Belsay Castle
A small village in central Northumberland, Belsay is home to two historic attractions. The older is Belsay Castle, a 14th century fortified manor with a tall pele tower. It was constructed about 1370 and was home to the powerful Middleton family. Nearby is the fascinating shell of Belsay Hall, an ornate Victorian mansion built for Sir Charles Monck in the early 19th century.
It is impossible to separate the history of Belsay from the story of the Middleton family. In 1226 a pair of brothers named Richard and John Middleton married the two daughters of Walter the Scott of Belsay and each brother acquired half the manor of Belsay. Richard became Chancellor of England in 1270 and bought his brother's share.
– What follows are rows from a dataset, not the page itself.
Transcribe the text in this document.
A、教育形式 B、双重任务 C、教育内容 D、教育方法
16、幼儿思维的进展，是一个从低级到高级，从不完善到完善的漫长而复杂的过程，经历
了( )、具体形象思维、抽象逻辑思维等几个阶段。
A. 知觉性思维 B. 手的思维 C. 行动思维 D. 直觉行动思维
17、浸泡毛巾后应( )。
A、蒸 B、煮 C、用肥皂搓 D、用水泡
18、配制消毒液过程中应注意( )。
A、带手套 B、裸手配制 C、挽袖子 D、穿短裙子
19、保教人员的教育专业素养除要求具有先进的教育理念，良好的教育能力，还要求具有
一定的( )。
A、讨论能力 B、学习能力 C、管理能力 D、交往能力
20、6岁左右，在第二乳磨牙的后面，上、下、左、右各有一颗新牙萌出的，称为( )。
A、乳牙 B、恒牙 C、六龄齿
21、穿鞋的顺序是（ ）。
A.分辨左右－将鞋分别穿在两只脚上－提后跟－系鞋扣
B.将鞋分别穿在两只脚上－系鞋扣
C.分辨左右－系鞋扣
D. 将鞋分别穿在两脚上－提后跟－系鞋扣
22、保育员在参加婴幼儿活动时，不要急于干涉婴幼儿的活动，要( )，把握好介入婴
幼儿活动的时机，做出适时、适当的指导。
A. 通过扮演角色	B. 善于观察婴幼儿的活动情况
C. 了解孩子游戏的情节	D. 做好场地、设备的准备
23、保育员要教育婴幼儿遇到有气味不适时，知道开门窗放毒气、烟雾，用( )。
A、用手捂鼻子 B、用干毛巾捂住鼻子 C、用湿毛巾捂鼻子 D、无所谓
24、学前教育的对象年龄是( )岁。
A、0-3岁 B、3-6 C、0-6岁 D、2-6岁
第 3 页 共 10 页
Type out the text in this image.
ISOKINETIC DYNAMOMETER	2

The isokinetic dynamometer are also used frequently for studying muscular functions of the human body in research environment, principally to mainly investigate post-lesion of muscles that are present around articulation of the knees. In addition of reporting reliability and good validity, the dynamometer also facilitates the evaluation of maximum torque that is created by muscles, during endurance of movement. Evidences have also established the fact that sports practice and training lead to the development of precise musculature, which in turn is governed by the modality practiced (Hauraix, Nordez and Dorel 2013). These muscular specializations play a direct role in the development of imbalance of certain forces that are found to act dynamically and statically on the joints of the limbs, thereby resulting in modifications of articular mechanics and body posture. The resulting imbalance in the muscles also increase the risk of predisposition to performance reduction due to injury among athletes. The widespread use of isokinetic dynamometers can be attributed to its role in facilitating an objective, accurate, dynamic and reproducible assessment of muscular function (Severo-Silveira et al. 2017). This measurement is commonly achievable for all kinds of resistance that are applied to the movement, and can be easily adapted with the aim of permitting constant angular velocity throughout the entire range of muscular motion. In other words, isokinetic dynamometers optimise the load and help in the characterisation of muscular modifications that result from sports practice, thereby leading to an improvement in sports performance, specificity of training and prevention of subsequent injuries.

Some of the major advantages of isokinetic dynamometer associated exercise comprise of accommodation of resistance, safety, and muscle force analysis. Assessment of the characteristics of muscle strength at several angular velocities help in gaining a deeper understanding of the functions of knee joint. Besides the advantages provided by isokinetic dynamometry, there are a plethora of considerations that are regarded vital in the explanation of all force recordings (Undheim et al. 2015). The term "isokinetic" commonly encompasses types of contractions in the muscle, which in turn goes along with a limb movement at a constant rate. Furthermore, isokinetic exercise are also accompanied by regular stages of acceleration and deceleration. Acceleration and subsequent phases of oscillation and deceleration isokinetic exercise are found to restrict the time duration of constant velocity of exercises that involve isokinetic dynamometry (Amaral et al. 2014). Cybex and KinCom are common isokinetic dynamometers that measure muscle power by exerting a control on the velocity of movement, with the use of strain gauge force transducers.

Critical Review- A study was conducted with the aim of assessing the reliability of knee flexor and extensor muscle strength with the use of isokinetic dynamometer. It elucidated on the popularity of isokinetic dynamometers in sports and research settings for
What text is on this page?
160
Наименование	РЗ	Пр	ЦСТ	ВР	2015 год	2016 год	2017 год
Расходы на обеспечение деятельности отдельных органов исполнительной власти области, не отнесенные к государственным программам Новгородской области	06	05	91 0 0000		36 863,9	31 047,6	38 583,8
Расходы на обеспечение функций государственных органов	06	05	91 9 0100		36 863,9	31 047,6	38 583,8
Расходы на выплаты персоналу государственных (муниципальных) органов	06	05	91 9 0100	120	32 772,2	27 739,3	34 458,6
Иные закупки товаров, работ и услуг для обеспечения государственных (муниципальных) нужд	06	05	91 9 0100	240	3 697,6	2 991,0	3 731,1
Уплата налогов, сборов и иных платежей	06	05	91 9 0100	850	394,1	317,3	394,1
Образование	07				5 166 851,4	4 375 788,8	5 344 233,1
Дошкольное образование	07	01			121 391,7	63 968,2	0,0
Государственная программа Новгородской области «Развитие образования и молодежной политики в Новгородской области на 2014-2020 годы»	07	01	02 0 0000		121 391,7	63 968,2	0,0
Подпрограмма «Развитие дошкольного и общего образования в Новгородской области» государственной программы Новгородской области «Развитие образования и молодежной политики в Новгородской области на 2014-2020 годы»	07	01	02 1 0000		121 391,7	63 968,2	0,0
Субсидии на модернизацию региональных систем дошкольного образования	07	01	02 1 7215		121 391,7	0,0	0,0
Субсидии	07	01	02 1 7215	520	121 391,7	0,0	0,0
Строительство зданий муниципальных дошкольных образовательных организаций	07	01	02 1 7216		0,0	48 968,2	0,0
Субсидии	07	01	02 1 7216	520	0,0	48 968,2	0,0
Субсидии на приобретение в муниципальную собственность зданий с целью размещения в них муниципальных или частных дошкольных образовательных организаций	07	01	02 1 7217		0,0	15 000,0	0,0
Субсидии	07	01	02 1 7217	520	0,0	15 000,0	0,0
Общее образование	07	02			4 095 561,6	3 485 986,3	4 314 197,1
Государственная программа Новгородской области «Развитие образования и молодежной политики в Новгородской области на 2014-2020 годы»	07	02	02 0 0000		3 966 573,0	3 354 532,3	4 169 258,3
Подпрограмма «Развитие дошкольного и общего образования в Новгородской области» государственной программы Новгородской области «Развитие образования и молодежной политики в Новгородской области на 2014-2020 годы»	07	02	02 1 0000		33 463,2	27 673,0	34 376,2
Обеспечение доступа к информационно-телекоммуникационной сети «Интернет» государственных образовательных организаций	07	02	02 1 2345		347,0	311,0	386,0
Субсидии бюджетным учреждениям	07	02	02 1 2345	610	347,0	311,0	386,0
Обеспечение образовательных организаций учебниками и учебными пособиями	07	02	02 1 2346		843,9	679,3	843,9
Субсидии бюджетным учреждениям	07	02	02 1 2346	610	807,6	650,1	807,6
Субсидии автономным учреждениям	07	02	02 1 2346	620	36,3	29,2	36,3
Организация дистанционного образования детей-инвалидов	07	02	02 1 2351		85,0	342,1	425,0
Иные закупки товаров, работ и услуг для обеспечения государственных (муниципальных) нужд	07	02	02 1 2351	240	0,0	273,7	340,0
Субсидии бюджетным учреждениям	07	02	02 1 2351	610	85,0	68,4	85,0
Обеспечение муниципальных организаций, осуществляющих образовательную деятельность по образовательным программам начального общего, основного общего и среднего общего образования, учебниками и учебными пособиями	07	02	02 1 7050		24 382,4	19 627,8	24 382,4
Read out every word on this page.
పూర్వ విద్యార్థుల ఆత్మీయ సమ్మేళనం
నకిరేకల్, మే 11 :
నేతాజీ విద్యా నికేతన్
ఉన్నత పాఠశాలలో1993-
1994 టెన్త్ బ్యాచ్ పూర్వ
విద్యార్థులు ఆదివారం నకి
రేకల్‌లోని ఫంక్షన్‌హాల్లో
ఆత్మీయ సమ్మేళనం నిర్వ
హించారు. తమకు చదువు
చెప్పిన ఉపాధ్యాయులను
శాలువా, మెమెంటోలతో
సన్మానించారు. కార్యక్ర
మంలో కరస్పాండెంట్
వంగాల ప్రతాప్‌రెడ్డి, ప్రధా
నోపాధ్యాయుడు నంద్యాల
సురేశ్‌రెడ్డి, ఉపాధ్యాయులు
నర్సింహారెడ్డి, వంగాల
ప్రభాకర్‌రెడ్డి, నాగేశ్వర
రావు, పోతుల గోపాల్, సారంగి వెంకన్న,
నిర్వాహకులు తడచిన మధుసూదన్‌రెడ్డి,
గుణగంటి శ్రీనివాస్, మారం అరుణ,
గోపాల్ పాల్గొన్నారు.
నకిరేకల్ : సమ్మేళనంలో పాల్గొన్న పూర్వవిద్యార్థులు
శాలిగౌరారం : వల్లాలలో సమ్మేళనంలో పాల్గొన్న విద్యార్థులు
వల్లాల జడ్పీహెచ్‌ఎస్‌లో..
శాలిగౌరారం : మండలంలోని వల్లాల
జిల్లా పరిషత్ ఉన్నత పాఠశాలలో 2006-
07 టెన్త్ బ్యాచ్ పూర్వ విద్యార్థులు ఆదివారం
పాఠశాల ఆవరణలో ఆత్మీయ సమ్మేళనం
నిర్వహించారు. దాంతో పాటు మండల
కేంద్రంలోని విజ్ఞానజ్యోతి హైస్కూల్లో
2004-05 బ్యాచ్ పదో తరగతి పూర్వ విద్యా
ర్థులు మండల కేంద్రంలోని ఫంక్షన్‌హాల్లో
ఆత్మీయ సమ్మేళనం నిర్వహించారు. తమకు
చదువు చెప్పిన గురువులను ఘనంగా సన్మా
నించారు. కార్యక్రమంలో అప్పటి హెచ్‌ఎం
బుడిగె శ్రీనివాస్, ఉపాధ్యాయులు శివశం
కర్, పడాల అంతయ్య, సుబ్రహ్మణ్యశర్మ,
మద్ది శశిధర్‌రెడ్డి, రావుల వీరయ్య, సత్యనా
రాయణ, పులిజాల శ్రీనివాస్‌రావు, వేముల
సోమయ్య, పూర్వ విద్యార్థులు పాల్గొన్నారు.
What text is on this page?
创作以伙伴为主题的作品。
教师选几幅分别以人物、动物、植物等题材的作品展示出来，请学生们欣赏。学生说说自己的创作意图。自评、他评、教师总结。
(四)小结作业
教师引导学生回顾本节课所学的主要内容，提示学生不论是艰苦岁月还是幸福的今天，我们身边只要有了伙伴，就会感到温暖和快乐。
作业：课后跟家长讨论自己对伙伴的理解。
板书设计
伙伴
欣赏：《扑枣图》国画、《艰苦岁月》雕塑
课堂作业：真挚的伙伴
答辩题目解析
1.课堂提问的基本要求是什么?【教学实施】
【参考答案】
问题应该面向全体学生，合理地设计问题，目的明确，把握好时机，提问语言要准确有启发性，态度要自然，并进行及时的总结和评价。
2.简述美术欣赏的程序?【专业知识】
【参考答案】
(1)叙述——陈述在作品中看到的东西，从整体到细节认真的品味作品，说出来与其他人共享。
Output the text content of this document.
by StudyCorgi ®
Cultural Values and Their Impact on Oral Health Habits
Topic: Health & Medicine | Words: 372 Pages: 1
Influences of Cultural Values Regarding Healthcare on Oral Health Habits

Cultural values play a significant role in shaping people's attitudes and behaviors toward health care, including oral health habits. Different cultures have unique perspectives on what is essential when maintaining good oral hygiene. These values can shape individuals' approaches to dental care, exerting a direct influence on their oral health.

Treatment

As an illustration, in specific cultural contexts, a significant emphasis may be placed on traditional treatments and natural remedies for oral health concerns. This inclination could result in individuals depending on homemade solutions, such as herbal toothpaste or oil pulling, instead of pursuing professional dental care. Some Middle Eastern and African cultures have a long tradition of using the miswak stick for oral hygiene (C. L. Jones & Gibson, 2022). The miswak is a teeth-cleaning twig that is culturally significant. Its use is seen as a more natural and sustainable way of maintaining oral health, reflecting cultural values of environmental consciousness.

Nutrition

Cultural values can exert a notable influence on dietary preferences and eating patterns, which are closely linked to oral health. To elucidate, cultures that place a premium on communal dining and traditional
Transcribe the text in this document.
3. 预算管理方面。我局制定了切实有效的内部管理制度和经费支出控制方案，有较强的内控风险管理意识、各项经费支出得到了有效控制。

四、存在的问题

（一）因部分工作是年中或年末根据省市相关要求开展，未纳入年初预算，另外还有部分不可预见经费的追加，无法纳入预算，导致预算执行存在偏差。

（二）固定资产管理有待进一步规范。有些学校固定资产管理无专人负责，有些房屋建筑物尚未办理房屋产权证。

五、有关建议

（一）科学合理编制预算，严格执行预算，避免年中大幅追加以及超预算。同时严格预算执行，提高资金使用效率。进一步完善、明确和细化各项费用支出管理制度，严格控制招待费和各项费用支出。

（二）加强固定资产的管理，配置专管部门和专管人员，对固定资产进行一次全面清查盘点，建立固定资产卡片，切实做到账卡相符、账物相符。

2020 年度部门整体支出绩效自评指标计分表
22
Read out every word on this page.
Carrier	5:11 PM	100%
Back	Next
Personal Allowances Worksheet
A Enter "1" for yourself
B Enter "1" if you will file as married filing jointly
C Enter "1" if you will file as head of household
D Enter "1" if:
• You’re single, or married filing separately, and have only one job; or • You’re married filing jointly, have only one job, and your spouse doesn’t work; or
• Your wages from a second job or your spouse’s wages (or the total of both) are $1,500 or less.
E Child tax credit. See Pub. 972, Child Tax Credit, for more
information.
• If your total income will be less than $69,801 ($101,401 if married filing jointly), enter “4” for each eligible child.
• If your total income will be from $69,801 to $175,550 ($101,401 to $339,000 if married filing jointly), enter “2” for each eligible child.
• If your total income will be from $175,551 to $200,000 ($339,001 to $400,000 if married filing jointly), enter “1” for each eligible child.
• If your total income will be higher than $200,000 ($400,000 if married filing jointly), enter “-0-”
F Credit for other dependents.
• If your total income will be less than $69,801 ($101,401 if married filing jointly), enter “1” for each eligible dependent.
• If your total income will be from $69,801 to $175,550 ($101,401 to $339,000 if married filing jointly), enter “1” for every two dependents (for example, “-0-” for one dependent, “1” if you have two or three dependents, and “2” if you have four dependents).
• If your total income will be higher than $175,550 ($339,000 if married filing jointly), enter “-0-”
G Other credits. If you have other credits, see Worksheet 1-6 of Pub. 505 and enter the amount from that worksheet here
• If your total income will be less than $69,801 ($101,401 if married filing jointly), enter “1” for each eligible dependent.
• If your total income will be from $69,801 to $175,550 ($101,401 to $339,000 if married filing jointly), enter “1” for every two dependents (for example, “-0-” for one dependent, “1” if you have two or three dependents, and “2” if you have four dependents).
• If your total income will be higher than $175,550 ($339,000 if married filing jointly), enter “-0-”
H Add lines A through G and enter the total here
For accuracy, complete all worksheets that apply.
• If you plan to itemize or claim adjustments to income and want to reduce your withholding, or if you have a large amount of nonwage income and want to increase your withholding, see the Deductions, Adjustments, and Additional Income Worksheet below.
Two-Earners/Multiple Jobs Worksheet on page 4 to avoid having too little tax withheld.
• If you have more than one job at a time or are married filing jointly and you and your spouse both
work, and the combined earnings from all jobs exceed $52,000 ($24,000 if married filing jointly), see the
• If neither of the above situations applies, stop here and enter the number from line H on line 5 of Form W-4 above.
A subsequent Middleton joined a rebellion against Edward II and the estates were seized by the crown. Belsay was eventually granted to Sir John Strivelyn, a military leader under Edward III. Whether by clever design or sheer chance, the grandson of the last Middleton to hold Belsay, Sir John Middleton, married Strivelyn's daughter, and thus reacquired the Belsay estates. From that point until the 20th century the Middleton family held the manor - though not without a change of name along the way.

The change came in 1799 when Sir Charles Middleton changed his family name to Monck on the wishes of his grandfather. Sir Charles was responsible for Belsay Hall, an extravagant Grecian-style mansion. Stone for building the Hall came from the estate, and the quarries formed by the search for stone were later converted into a series of lushly planted gardens which are one of the highlights of a visit today. The Moncks lived at Belsay until 1962, when the house and castle were passed to English Heritage.

The village retains many of the same Greek style features as the Hall. Just outside Belsay is the modern Buddhist monastery of Aruna Ratanagiri.